What we see most clearly today is the GOP moving quickly to align itself with the instigators of the January 6 insurrection and the coup plotters who laid the groundwork for it. This may seem like hyperbole, but it is not. Kevin McCarthy, who earlier this month was saying President Trump bore responsibility for instigating the assault, is now making his pilgrimage to Mar-a-Lago to meet with the disgraced former President and secure his blessing. The only Republicans who stood clearly against the insurrection – like Liz Cheney – are being purged from the party. Trumpist luminaries like Tucker Carlson are already mocking the fears of representatives who feared they’d be murdered on January 6. (That’s right out of the rightist troll culture where you’re blamed for the predation against you for “not getting it.”) Senators like Ted Cruz say it’s time to move on from this violent assault that happened a mere three weeks ago and was instigated by a President who left office one week ago.

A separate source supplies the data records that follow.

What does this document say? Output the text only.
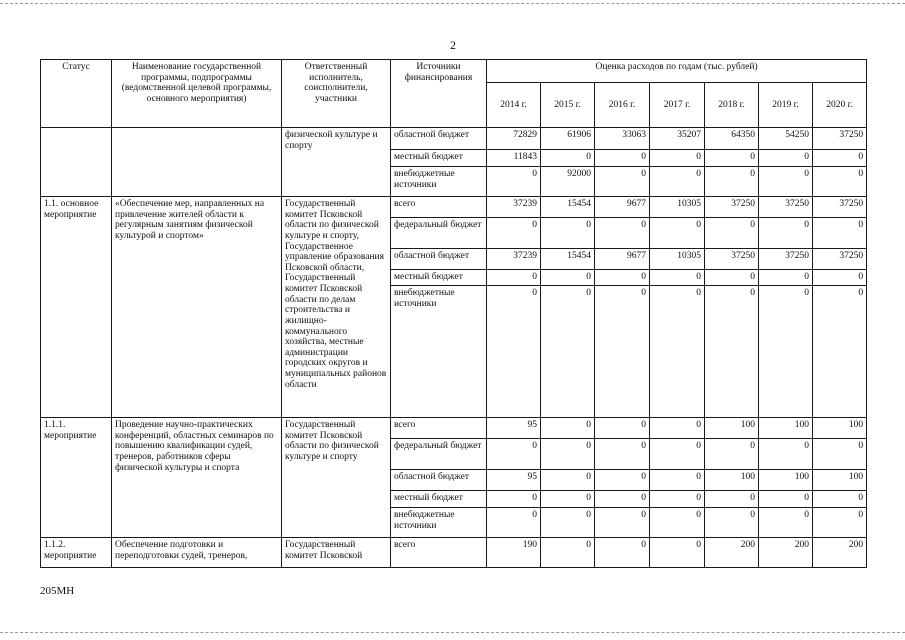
2
Статус	Наименование государственной программы, подпрограммы (ведомственной целевой программы, основного мероприятия)	Ответственный исполнитель, соисполнители, участники	Источники финансирования	Оценка расходов по годам (тыс. рублей)						
				2014 г.	2015 г.	2016 г.	2017 г.	2018 г.	2019 г.	2020 г.
		физической культуре и спорту	областной бюджет	72829	61906	33063	35207	64350	54250	37250
			местный бюджет	11843	0	0	0	0	0	0
			внебюджетные источники	0	92000	0	0	0	0	0
1.1. основное мероприятие	«Обеспечение мер, направленных на привлечение жителей области к регулярным занятиям физической культурой и спортом»	Государственный комитет Псковской области по физической культуре и спорту, Государственное управление образования Псковской области, Государственный комитет Псковской области по делам строительства и жилищно-коммунального хозяйства, местные администрации городских округов и муниципальных районов области	всего	37239	15454	9677	10305	37250	37250	37250
			федеральный бюджет	0	0	0	0	0	0	0
			областной бюджет	37239	15454	9677	10305	37250	37250	37250
			местный бюджет	0	0	0	0	0	0	0
			внебюджетные источники	0	0	0	0	0	0	0
1.1.1. мероприятие	Проведение научно-практических конференций, областных семинаров по повышению квалификации судей, тренеров, работников сферы физической культуры и спорта	Государственный комитет Псковской области по физической культуре и спорту	всего	95	0	0	0	100	100	100
			федеральный бюджет	0	0	0	0	0	0	0
			областной бюджет	95	0	0	0	100	100	100
			местный бюджет	0	0	0	0	0	0	0
			внебюджетные источники	0	0	0	0	0	0	0
1.1.2. мероприятие	Обеспечение подготовки и переподготовки судей, тренеров,	Государственный комитет Псковской	всего	190	0	0	0	200	200	200
205МН
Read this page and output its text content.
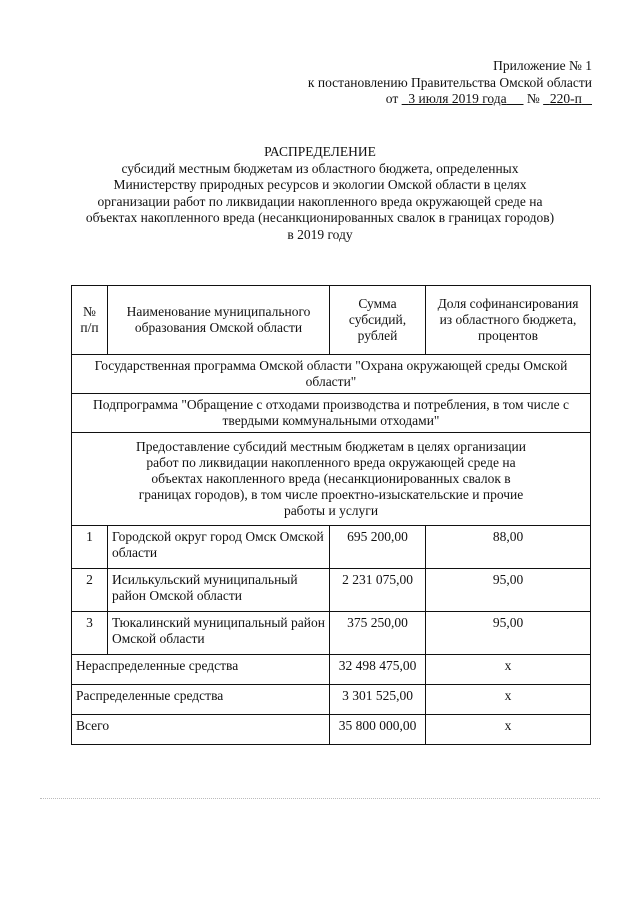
Приложение № 1
к постановлению Правительства Омской области
от 3 июля 2019 года № 220-п
РАСПРЕДЕЛЕНИЕ
субсидий местным бюджетам из областного бюджета, определенных Министерству природных ресурсов и экологии Омской области в целях организации работ по ликвидации накопленного вреда окружающей среде на объектах накопленного вреда (несанкционированных свалок в границах городов) в 2019 году
№ п/п	Наименование муниципального образования Омской области	Сумма субсидий, рублей	Доля софинансирования из областного бюджета, процентов
Государственная программа Омской области "Охрана окружающей среды Омской области"			
Подпрограмма "Обращение с отходами производства и потребления, в том числе с твердыми коммунальными отходами"			
Предоставление субсидий местным бюджетам в целях организации работ по ликвидации накопленного вреда окружающей среде на объектах накопленного вреда (несанкционированных свалок в границах городов), в том числе проектно-изыскательские и прочие работы и услуги			
1	Городской округ город Омск Омской области	695 200,00	88,00
2	Исилькульский муниципальный район Омской области	2 231 075,00	95,00
3	Тюкалинский муниципальный район Омской области	375 250,00	95,00
Нераспределенные средства		32 498 475,00	x
Распределенные средства		3 301 525,00	x
Всего		35 800 000,00	x
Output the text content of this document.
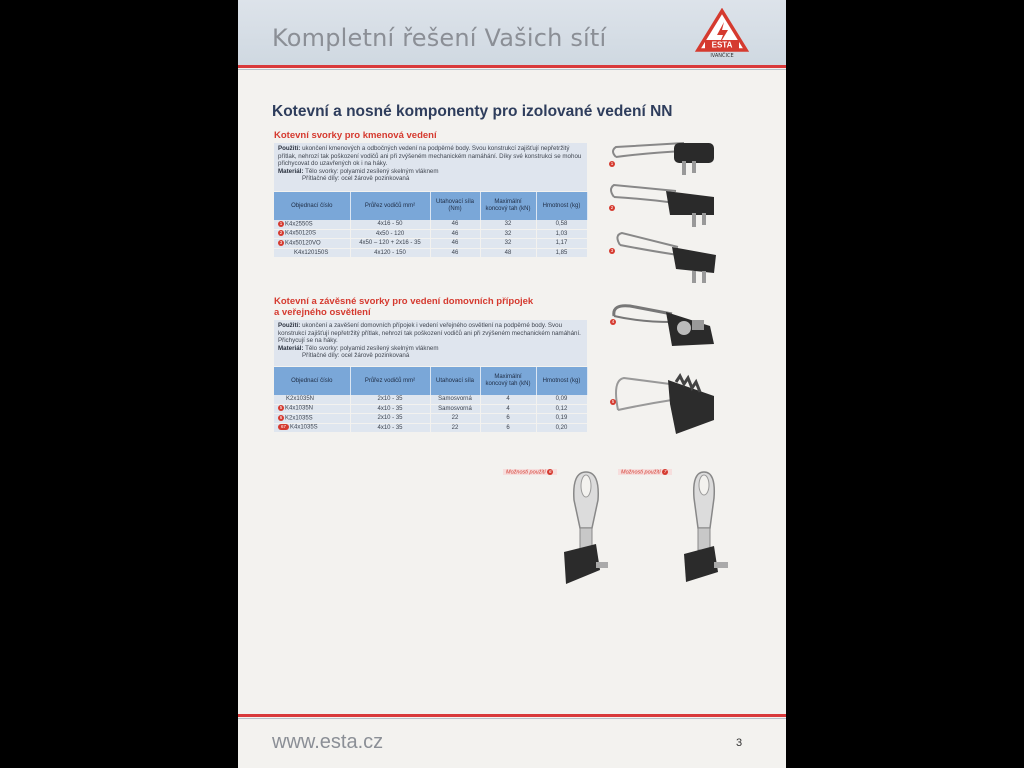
Kompletní řešení Vašich sítí	ESTA
IVANČICE
Kotevní a nosné komponenty pro izolované vedení NN
Kotevní svorky pro kmenová vedení
Použití: ukončení kmenových a odbočných vedení na podpěrné body. Svou konstrukcí zajišťují nepřetržitý přítlak, nehrozí tak poškození vodičů ani při zvýšeném mechanickém namáhání. Díky své konstrukci se mohou přichycovat do uzavřených ok i na háky.
Materiál: Tělo svorky: polyamid zesílený skelným vláknem
Přítlačné díly: ocel žárově pozinkovaná
Objednací číslo	Průřez vodičů mm²	Utahovací síla (Nm)	Maximální koncový tah (kN)	Hmotnost (kg)
1 K4x2550S	4x16 - 50	46	32	0,58
2 K4x50120S	4x50 - 120	46	32	1,03
3 K4x50120VO	4x50 – 120 + 2x16 - 35	46	32	1,17
K4x120150S	4x120 - 150	46	48	1,85
1
2
3
Kotevní a závěsné svorky pro vedení domovních přípojek
a veřejného osvětlení
Použití: ukončení a zavěšení domovních přípojek i vedení veřejného osvětlení na podpěrné body. Svou konstrukcí zajišťují nepřetržitý přítlak, nehrozí tak poškození vodičů ani při zvýšeném mechanickém namáhání. Přichycují se na háky.
Materiál: Tělo svorky: polyamid zesílený skelným vláknem
Přítlačné díly: ocel žárově pozinkovaná
Objednací číslo	Průřez vodičů mm²	Utahovací síla	Maximální koncový tah (kN)	Hmotnost (kg)
K2x1035N	2x10 - 35	Samosvorná	4	0,09
5 K4x1035N	4x10 - 35	Samosvorná	4	0,12
6 K2x1035S	2x10 - 35	22	6	0,19
67 K4x1035S	4x10 - 35	22	6	0,20
4
5
Možnosti použití 6	Možnosti použití 7
www.esta.cz	3
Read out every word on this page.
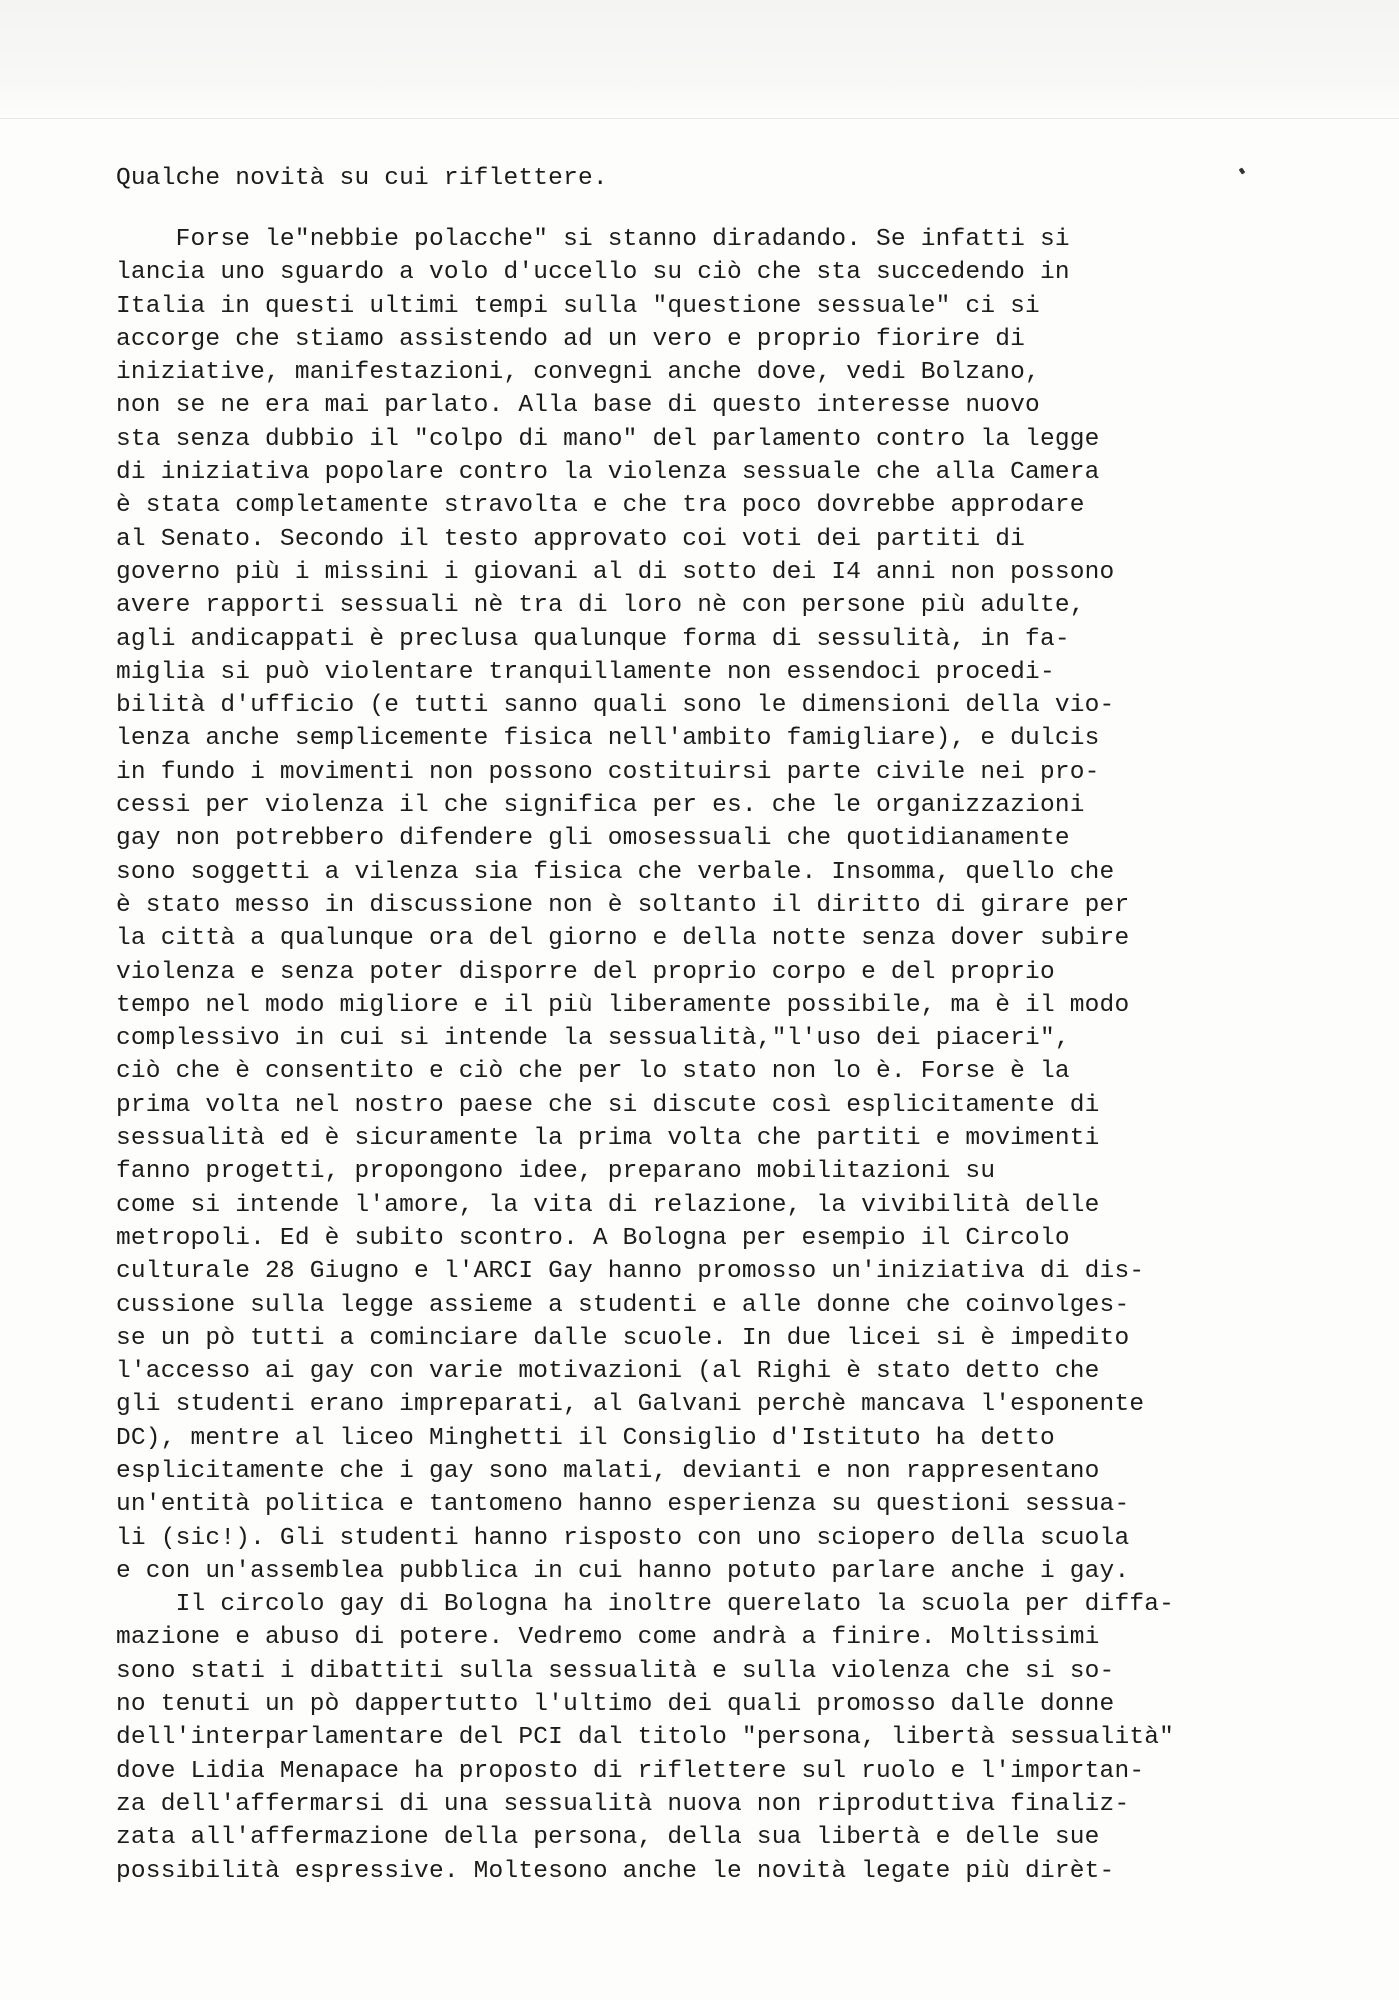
Qualche novità su cui riflettere.
Forse le"nebbie polacche" si stanno diradando. Se infatti si
lancia uno sguardo a volo d'uccello su ciò che sta succedendo in
Italia in questi ultimi tempi sulla "questione sessuale" ci si
accorge che stiamo assistendo ad un vero e proprio fiorire di
iniziative, manifestazioni, convegni anche dove, vedi Bolzano,
non se ne era mai parlato. Alla base di questo interesse nuovo
sta senza dubbio il "colpo di mano" del parlamento contro la legge
di iniziativa popolare contro la violenza sessuale che alla Camera
è stata completamente stravolta e che tra poco dovrebbe approdare
al Senato. Secondo il testo approvato coi voti dei partiti di
governo più i missini i giovani al di sotto dei I4 anni non possono
avere rapporti sessuali nè tra di loro nè con persone più adulte,
agli andicappati è preclusa qualunque forma di sessulità, in fa-
miglia si può violentare tranquillamente non essendoci procedi-
bilità d'ufficio (e tutti sanno quali sono le dimensioni della vio-
lenza anche semplicemente fisica nell'ambito famigliare), e dulcis
in fundo i movimenti non possono costituirsi parte civile nei pro-
cessi per violenza il che significa per es. che le organizzazioni
gay non potrebbero difendere gli omosessuali che quotidianamente
sono soggetti a vilenza sia fisica che verbale. Insomma, quello che
è stato messo in discussione non è soltanto il diritto di girare per
la città a qualunque ora del giorno e della notte senza dover subire
violenza e senza poter disporre del proprio corpo e del proprio
tempo nel modo migliore e il più liberamente possibile, ma è il modo
complessivo in cui si intende la sessualità,"l'uso dei piaceri",
ciò che è consentito e ciò che per lo stato non lo è. Forse è la
prima volta nel nostro paese che si discute così esplicitamente di
sessualità ed è sicuramente la prima volta che partiti e movimenti
fanno progetti, propongono idee, preparano mobilitazioni su
come si intende l'amore, la vita di relazione, la vivibilità delle
metropoli. Ed è subito scontro. A Bologna per esempio il Circolo
culturale 28 Giugno e l'ARCI Gay hanno promosso un'iniziativa di dis-
cussione sulla legge assieme a studenti e alle donne che coinvolges-
se un pò tutti a cominciare dalle scuole. In due licei si è impedito
l'accesso ai gay con varie motivazioni (al Righi è stato detto che
gli studenti erano impreparati, al Galvani perchè mancava l'esponente
DC), mentre al liceo Minghetti il Consiglio d'Istituto ha detto
esplicitamente che i gay sono malati, devianti e non rappresentano
un'entità politica e tantomeno hanno esperienza su questioni sessua-
li (sic!). Gli studenti hanno risposto con uno sciopero della scuola
e con un'assemblea pubblica in cui hanno potuto parlare anche i gay.
Il circolo gay di Bologna ha inoltre querelato la scuola per diffa-
mazione e abuso di potere. Vedremo come andrà a finire. Moltissimi
sono stati i dibattiti sulla sessualità e sulla violenza che si so-
no tenuti un pò dappertutto l'ultimo dei quali promosso dalle donne
dell'interparlamentare del PCI dal titolo "persona, libertà sessualità"
dove Lidia Menapace ha proposto di riflettere sul ruolo e l'importan-
za dell'affermarsi di una sessualità nuova non riproduttiva finaliz-
zata all'affermazione della persona, della sua libertà e delle sue
possibilità espressive. Moltesono anche le novità legate più dirèt-
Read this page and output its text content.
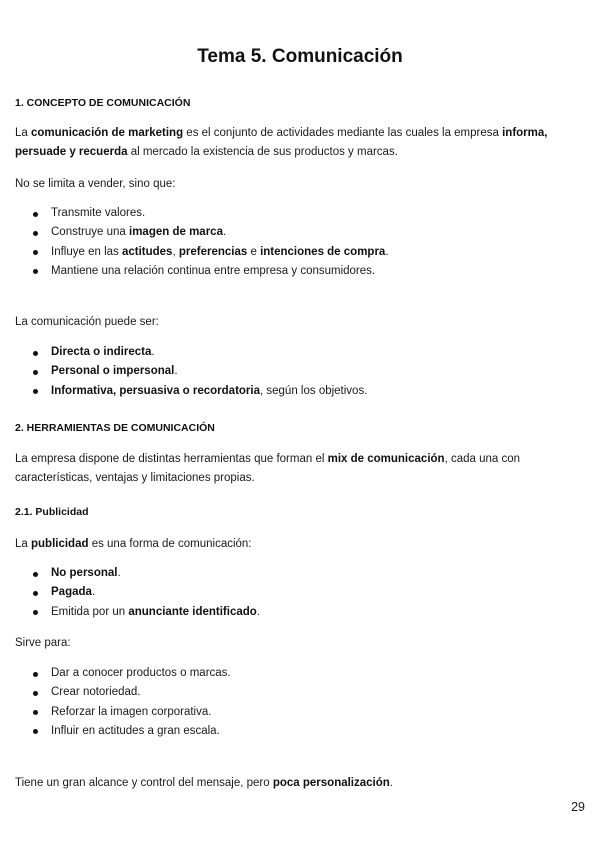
Tema 5. Comunicación
1. CONCEPTO DE COMUNICACIÓN

La comunicación de marketing es el conjunto de actividades mediante las cuales la empresa informa, persuade y recuerda al mercado la existencia de sus productos y marcas.

No se limita a vender, sino que:

Transmite valores.
Construye una imagen de marca.
Influye en las actitudes, preferencias e intenciones de compra.
Mantiene una relación continua entre empresa y consumidores.

La comunicación puede ser:

Directa o indirecta.
Personal o impersonal.
Informativa, persuasiva o recordatoria, según los objetivos.
2. HERRAMIENTAS DE COMUNICACIÓN

La empresa dispone de distintas herramientas que forman el mix de comunicación, cada una con características, ventajas y limitaciones propias.

2.1. Publicidad

La publicidad es una forma de comunicación:

No personal.
Pagada.
Emitida por un anunciante identificado.

Sirve para:

Dar a conocer productos o marcas.
Crear notoriedad.
Reforzar la imagen corporativa.
Influir en actitudes a gran escala.

Tiene un gran alcance y control del mensaje, pero poca personalización.

29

The GOP has had a series of decision points over recent months, the most recent of which was after the January 6 insurrection. The shock of actually being the targets of the assault in many cases created a moment of hesitation. But that wore off quickly. Axios is now serving as the channel for what amounts to threats of new insurrections and mass violence over the results of the election. Axios quotes Tucker Carlson saying the current situation is “not a sustainable moment” and “something will break.” As Axios (albeit somewhat validating the GOP complaints) puts it aptly: “The calls for calm and rethinking [after the insurrection] among some GOP leaders grew fast into claims of grievance and revolution.”
Each decision not to draw a line on the path of political extremism exerts a concomitant force pulling the GOP still deeper into the politics of extremism and threatened violence. This ratcheting effect is too little appreciated. Each episode of enabling and deflecting draws the institutional GOP deeper into the clutches of insurrectionist politics.
This is the reality that we’re operating with. After early efforts to deflect blame or even blame Antifa for the Capitol insurrection, Republicans are shifting to the view that it was understandable, even justified and may need to happen again to secure Republican ends.